Table 9 Separation of each alternative from the positive-ideal solution and negative-ideal solution

Table 10 shows the relative closeness values and ranking of each experiment.

Table 10 Relative clearance value

The AHP–TOPSIS method is the most commonly used multi-criteria decision-making method. In the present work, the AHP method is used to provide subjective weights to response parameters, and the AHP weights are used in the TOPSIS method to provide ranking to parameters. The result of the TOPSIS method showed that experiment no. 1 has the highest value of relative closeness and followed by experiment no. 2; therefore, experiment no. 1 and experiment no. 2 are placed at rank 1 and rank 2, respectively.

4 Conclusions

Following conclusions have been made from the present study:

  • The mechanical properties of the Al spray reinforced PLA parts fabricated by FFF are greatly influenced by varying bed temperature and infill percentage. The porous structure with 70% infill has supported the microfilm deposition and made perfect entrapment of layers under high bed temperature of 100 °C. It has been observed that high bed temperature increases the bond strength (verified by observations of compressive strength).
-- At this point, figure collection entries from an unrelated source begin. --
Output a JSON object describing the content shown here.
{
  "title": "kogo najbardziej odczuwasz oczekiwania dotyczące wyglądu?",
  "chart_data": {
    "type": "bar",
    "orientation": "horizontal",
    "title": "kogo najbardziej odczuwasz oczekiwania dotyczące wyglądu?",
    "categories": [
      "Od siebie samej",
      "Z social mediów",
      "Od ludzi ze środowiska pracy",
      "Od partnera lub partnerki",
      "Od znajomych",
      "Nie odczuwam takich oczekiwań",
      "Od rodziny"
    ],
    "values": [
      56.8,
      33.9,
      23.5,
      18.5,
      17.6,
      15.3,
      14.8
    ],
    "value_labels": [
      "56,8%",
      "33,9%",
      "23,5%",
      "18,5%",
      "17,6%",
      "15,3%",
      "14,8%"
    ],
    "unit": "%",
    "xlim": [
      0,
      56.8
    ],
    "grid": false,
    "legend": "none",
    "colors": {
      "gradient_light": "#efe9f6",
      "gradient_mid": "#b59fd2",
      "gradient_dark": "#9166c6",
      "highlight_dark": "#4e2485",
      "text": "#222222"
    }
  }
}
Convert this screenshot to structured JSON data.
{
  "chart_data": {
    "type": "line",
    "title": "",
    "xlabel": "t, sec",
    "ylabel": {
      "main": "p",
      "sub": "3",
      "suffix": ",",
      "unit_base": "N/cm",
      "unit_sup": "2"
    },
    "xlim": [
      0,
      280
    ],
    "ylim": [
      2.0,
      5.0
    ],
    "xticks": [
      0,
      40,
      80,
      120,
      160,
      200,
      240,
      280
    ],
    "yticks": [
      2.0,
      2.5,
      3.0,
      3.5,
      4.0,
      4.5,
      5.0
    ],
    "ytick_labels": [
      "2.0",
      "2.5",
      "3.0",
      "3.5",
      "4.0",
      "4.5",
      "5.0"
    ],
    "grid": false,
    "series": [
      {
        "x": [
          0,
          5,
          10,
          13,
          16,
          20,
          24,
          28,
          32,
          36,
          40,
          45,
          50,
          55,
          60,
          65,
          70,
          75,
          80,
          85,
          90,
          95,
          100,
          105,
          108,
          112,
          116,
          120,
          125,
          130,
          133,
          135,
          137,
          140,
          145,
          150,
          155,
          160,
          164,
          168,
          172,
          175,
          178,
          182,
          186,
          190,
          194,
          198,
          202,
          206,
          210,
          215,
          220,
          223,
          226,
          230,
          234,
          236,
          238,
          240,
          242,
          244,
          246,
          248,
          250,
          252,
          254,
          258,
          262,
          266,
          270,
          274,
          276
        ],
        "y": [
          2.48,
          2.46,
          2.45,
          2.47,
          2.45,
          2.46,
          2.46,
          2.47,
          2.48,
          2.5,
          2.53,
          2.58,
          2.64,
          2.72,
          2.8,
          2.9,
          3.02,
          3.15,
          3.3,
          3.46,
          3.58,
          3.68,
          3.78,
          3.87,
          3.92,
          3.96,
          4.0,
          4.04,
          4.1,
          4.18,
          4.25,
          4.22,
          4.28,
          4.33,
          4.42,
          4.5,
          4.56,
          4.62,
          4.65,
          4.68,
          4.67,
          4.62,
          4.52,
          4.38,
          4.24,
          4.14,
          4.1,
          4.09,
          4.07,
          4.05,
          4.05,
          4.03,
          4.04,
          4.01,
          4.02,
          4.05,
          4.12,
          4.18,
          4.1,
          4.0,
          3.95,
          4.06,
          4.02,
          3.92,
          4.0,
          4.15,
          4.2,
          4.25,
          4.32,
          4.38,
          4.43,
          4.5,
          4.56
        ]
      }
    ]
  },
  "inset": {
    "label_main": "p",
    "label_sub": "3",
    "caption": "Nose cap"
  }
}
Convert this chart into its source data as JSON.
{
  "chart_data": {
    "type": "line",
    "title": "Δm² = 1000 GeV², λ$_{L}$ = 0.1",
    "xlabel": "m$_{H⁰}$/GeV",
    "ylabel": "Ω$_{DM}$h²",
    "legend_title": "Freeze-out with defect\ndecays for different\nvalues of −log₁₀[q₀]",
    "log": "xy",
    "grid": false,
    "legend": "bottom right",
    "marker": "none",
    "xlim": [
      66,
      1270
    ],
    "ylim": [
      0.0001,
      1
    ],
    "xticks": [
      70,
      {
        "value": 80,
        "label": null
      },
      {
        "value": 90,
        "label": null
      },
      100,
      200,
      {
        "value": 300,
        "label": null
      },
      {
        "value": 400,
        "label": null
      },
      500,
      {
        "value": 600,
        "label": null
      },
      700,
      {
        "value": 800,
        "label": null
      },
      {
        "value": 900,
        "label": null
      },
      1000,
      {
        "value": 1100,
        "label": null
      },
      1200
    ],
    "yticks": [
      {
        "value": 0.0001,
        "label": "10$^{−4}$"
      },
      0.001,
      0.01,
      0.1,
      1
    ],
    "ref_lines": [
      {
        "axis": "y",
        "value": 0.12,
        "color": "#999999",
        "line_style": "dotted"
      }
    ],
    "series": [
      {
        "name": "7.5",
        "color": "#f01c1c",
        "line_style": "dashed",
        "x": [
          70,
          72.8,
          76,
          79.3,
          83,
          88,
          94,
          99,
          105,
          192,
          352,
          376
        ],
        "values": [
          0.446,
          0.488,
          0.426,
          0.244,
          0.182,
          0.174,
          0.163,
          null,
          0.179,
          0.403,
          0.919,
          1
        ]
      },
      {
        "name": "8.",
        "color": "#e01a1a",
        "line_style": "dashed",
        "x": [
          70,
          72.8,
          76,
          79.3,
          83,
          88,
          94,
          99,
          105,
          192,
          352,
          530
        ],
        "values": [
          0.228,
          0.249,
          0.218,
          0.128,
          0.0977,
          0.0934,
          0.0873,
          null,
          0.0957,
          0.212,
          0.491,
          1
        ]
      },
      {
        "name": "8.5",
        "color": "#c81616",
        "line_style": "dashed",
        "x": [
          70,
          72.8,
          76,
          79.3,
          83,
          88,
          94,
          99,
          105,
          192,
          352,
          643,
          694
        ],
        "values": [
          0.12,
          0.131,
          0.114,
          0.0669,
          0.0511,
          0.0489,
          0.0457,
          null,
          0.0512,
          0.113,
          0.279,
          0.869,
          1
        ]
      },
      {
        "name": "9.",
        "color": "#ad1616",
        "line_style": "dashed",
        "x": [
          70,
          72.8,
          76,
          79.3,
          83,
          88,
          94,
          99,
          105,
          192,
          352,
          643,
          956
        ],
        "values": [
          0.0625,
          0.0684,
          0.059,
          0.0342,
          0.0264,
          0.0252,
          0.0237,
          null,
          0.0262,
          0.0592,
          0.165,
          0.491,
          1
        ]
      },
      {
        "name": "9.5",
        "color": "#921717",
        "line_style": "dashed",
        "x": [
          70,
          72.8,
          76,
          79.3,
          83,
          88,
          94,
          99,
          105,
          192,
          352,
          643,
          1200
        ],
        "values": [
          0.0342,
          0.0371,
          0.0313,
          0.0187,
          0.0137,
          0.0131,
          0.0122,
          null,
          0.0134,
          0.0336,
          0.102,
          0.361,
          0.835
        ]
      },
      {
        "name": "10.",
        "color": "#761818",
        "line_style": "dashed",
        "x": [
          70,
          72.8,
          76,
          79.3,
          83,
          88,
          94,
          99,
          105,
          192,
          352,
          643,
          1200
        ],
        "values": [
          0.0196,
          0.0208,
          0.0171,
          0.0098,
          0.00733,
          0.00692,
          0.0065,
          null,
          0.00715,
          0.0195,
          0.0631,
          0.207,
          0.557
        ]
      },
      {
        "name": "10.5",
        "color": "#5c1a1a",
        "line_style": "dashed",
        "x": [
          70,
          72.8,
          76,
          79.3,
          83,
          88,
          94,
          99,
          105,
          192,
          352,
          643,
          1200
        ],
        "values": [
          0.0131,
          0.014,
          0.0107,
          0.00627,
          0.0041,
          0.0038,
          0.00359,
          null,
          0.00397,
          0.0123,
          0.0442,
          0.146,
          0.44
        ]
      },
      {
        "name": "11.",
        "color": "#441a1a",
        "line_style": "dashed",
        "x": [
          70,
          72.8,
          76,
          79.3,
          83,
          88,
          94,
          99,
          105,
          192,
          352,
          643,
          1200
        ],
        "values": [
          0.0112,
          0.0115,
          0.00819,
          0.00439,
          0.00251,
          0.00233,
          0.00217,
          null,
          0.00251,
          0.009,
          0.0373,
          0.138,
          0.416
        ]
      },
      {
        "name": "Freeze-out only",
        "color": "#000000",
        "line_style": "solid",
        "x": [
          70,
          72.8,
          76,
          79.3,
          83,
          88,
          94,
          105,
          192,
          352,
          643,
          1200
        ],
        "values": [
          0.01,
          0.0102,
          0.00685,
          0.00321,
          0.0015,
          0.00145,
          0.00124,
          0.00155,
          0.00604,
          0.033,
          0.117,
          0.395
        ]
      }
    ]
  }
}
On the other hand, the minimum compressive strength is attained during experiment no. 1 (parametric combination: 1 microfilm, 40% infill, and 60 °C bed temperature) due to the fact that insignificant microfilm layer, infill percentage, and bed temperature are unable to diffuse the additive layers efficiently.

  • The glass transition temperature of PLA, PLA + 1 microfilm, PLA + 3 microfilm, and PLA + 5 microfilm has been found 59.62 °C, 60.58 °C, 61.52 °C, and 62.42 °C, respectively, in second thermal cycle, which varied insignificantly as compared to first thermal cycle. This tendency to insignificant variation of glass transition temperature over second cycle shows that material is thermally stable. Similar observations have been found in the case of normalized heat capacity where it was not changed to a great extent, which means the materials are thermally stable. The addition of microfilm does not affect the thermal stability of the materials. Based upon these facts, parts prepared by this hybrid FFF technique can be applied in various structures for automobile and aerospace applications.

  • The TOPSIS–AHP method has been implemented to attain maximum compressive strength at peak and compressive strength at break with 40% and 21% weightage, respectively. The result of TOPSIS method suggested that to achieve the highest value of response parameters with subjective weights (0.40 0.21 0.18 0.12 0.08) the values of the number of microfilm layers, infill percentage, and bed temperature should be 1, 40%, and 60 °C, respectively (experiment no. 1).